Question

A machine gun fires a bullet of mass $40g$ with a velocity of $1200m/s$. The man holding it can exert a maximum force of $144N$ on the gun. How many bullets can be fired per second at the most?

Answer 1

Step 1: Given data

The mass of a bullet fired by the machine gun is given as: $m=40g=40\times {10}^{-3}kg$

Velocity is given as:$v=1200m/s$

The maximum force is given by :$F=144N$

Step 2: Formula applied

We have to determine the number of bullets that can be fired per second at the most.

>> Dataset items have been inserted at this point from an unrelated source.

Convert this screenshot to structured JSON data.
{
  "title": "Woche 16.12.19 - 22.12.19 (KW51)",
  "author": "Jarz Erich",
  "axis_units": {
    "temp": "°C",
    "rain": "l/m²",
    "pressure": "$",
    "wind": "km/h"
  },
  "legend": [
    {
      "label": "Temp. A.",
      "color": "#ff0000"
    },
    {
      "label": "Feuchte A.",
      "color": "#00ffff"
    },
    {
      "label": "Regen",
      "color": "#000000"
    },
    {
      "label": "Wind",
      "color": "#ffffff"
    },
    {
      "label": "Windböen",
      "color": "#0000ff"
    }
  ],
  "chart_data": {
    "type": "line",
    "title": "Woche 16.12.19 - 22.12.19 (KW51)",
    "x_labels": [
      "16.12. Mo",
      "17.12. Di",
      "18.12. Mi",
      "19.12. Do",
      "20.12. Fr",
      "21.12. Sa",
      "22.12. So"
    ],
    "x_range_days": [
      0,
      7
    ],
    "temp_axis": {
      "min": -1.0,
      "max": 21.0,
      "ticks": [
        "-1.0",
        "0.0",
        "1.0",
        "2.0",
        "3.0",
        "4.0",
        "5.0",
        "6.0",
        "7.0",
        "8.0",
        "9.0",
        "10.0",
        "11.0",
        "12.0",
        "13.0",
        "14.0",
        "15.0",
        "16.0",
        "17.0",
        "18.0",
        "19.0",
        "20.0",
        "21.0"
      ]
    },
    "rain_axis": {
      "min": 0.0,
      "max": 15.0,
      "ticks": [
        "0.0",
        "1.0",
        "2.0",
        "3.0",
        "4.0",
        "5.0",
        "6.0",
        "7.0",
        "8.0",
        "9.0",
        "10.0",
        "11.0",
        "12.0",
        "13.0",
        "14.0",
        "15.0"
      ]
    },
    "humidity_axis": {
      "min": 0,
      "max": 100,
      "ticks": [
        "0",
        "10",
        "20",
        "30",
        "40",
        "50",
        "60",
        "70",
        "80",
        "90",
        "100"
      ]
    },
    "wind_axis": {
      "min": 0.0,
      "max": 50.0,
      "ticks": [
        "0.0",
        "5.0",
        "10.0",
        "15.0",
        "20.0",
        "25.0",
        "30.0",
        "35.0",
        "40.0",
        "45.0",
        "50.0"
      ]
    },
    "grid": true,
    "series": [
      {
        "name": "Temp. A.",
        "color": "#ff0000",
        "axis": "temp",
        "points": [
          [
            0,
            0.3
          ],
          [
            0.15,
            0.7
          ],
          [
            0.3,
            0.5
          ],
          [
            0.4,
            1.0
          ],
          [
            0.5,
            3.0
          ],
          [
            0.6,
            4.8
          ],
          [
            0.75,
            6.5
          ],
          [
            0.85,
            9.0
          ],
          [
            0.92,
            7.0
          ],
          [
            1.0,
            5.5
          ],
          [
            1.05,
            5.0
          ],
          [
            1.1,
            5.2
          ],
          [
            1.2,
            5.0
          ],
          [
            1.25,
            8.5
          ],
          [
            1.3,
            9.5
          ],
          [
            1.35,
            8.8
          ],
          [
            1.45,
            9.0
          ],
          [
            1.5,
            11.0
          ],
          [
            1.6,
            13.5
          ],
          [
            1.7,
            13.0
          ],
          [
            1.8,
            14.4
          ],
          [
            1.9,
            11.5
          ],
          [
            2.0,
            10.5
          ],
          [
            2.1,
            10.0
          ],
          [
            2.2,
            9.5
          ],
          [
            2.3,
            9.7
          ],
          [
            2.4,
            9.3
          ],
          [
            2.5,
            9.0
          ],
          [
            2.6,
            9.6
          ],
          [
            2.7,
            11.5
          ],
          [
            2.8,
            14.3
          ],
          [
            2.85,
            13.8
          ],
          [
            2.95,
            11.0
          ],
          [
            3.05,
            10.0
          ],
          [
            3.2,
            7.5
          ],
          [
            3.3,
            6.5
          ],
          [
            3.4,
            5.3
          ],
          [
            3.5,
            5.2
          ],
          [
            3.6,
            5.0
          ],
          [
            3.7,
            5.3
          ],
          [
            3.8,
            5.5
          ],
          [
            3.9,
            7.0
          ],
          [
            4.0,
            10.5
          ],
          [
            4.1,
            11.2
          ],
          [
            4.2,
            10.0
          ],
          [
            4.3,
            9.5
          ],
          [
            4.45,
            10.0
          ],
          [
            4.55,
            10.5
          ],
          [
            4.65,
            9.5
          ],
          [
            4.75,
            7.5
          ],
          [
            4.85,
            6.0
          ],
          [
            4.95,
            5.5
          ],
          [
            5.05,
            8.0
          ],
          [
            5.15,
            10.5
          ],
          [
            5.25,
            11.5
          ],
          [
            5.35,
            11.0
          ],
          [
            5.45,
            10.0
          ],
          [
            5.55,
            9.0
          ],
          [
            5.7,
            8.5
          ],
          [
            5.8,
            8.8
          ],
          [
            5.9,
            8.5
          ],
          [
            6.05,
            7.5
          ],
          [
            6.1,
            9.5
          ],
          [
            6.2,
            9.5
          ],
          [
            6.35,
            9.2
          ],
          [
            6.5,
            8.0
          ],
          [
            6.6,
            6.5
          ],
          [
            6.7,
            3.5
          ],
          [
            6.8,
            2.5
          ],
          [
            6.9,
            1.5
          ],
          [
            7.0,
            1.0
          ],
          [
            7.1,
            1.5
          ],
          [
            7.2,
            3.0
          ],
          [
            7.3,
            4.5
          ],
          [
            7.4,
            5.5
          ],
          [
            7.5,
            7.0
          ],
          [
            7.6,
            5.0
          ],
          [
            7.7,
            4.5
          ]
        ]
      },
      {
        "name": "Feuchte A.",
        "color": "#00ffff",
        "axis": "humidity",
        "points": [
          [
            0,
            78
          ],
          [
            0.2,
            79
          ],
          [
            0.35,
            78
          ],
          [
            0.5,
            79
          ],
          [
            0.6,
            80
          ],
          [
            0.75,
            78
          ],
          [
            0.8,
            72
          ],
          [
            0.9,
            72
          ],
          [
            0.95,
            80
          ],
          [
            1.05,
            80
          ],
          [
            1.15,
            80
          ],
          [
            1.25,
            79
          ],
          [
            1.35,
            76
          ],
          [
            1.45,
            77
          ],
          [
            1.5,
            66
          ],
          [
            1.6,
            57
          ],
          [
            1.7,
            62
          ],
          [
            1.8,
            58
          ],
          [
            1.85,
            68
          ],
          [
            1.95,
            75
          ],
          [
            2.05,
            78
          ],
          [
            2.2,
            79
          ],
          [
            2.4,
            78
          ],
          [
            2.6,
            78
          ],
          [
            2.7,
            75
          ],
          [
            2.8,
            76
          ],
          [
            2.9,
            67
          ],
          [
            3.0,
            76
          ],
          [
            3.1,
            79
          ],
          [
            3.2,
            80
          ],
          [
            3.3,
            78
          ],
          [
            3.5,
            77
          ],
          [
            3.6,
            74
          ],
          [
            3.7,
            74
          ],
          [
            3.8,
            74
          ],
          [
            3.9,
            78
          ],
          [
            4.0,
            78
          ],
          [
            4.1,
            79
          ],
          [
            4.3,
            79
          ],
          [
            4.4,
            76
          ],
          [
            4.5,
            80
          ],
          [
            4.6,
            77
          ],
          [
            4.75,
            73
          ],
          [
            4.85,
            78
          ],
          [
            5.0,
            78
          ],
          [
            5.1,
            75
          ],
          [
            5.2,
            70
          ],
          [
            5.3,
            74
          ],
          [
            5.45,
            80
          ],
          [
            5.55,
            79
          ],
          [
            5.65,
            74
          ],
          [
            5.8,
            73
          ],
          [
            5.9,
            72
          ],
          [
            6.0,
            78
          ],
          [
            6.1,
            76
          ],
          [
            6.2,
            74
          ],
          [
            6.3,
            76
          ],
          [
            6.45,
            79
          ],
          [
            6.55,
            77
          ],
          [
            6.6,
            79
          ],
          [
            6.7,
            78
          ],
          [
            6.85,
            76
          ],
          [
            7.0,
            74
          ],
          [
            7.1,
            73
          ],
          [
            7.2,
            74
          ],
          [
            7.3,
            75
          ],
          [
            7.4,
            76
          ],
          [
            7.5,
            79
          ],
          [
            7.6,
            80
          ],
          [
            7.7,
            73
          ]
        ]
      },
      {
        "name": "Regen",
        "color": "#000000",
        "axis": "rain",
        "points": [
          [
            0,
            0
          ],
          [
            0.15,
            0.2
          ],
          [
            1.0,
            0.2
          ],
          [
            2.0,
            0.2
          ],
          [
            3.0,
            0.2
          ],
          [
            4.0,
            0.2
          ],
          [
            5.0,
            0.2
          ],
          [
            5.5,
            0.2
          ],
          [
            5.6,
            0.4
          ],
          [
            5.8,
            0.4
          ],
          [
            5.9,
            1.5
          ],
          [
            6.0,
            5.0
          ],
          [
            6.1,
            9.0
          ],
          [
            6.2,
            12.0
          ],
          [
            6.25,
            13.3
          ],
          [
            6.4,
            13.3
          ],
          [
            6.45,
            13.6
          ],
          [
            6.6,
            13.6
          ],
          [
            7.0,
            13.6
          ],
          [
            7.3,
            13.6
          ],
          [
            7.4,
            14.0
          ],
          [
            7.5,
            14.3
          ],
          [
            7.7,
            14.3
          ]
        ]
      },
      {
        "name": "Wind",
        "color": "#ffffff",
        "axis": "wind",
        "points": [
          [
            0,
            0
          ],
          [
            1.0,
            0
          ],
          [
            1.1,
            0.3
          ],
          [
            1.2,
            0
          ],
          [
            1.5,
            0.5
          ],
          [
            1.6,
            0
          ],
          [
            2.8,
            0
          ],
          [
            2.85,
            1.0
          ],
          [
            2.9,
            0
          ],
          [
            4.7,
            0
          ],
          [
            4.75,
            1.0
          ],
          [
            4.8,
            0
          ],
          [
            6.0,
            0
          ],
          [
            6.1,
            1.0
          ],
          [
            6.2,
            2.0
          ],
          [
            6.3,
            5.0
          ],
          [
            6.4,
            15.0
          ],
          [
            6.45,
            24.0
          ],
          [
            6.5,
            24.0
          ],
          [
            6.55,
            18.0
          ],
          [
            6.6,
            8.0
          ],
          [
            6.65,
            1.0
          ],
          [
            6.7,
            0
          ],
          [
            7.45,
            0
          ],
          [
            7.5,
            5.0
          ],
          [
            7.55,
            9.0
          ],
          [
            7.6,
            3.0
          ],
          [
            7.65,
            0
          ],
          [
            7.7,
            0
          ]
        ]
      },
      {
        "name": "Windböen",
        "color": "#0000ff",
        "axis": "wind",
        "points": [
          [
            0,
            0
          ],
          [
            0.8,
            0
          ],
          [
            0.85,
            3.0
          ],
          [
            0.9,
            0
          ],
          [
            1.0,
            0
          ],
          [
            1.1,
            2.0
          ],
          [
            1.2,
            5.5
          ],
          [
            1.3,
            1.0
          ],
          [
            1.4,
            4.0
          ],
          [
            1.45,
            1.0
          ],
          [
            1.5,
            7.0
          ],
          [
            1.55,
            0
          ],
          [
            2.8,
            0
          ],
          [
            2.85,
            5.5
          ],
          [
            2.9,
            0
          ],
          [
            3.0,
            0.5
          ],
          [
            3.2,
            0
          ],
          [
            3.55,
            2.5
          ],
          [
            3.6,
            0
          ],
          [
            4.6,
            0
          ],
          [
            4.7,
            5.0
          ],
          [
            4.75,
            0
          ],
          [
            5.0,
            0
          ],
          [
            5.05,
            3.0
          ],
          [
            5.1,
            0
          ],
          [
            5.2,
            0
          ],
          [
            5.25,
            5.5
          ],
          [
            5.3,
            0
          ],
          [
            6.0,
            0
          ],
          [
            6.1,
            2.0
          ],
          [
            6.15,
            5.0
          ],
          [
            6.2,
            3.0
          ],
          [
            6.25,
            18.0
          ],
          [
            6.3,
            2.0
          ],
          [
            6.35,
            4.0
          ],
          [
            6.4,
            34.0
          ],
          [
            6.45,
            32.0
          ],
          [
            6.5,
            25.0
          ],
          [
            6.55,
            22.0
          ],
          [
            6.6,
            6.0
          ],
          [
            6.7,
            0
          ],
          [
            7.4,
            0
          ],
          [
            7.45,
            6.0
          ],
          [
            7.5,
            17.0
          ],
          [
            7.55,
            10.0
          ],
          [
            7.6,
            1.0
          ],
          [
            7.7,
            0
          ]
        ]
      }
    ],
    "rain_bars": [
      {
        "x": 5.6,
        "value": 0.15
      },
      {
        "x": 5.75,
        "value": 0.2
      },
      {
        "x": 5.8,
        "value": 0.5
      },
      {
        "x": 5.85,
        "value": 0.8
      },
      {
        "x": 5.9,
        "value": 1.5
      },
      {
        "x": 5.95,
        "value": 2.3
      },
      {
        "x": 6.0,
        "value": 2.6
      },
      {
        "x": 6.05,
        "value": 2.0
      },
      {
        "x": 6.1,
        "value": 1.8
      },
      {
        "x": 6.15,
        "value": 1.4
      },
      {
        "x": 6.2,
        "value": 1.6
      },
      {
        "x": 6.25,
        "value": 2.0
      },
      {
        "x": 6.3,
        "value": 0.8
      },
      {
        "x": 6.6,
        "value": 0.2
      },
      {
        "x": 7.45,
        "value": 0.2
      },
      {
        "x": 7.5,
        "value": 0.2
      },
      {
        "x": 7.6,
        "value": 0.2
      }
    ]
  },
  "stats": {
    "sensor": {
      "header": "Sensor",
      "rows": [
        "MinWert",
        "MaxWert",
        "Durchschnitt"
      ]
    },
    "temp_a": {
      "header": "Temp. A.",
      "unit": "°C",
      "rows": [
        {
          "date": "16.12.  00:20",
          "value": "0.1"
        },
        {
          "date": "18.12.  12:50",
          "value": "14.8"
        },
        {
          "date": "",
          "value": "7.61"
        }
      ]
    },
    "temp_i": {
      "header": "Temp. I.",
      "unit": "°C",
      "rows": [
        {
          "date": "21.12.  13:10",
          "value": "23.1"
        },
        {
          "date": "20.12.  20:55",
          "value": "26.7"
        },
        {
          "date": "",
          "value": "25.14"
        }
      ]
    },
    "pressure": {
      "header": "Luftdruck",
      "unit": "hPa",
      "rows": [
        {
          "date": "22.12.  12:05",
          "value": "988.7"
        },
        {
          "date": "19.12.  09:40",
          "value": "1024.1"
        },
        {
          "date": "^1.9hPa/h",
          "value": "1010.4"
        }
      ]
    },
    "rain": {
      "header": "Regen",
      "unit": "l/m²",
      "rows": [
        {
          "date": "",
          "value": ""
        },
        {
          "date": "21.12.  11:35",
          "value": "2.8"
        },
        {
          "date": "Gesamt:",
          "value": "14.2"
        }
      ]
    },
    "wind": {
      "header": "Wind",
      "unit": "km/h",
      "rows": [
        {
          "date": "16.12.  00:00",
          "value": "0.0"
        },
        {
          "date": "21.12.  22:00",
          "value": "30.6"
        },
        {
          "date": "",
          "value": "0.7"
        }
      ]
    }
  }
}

From Newton’s second law of motion, we come to know that

$F=\frac{dp}{dt}$

Where,

$p=$ momentum, which can be given as; $p=mv\dots \left(1\right)$

$\mathrm{t}=$time in seconds

Let us assume the total number of bullets fired be $=n$

Hence, the above equation can be written as:

$F=n\times \frac{dp}{dt}\dots \left(2\right)$

From $\left(1\right)$ and $\left(2\right)$, the equation for force can be written as $F=n\times \frac{d\left(mv\right)}{dt}$. Since the initial velocity of the bullet and the time at which it was fired both are zero, the momentum will be $\frac{d\left(mv\right)}{dt}=\frac{mv-m\times 0}{t-0}=\frac{mv}{t}$. Thus, force will be $F=n\times \frac{mv}{t}$.

Step 3: Calculation of the number of bullets that can be fired

Substitute $144N$ for $F$, $40\times {10}^{-3}kg$ for $m$, $1200m{s}^{-1}$ for $v$ and $1s$ for $t$ in the in the equation $F=n\times \frac{mv}{t}$.

$$\begin{gathered} F=n\times \frac{mv}{t} \\ \Rightarrow 144=\frac{n\times (40\times {10}^{-3}\times 1200)}{1} \\ \Rightarrow n=\frac{144}{48000\times {10}^{-3}} \\ \Rightarrow n=3 \end{gathered}$$

Thus, the number of bullets that can be fired per second at the most $n=3$.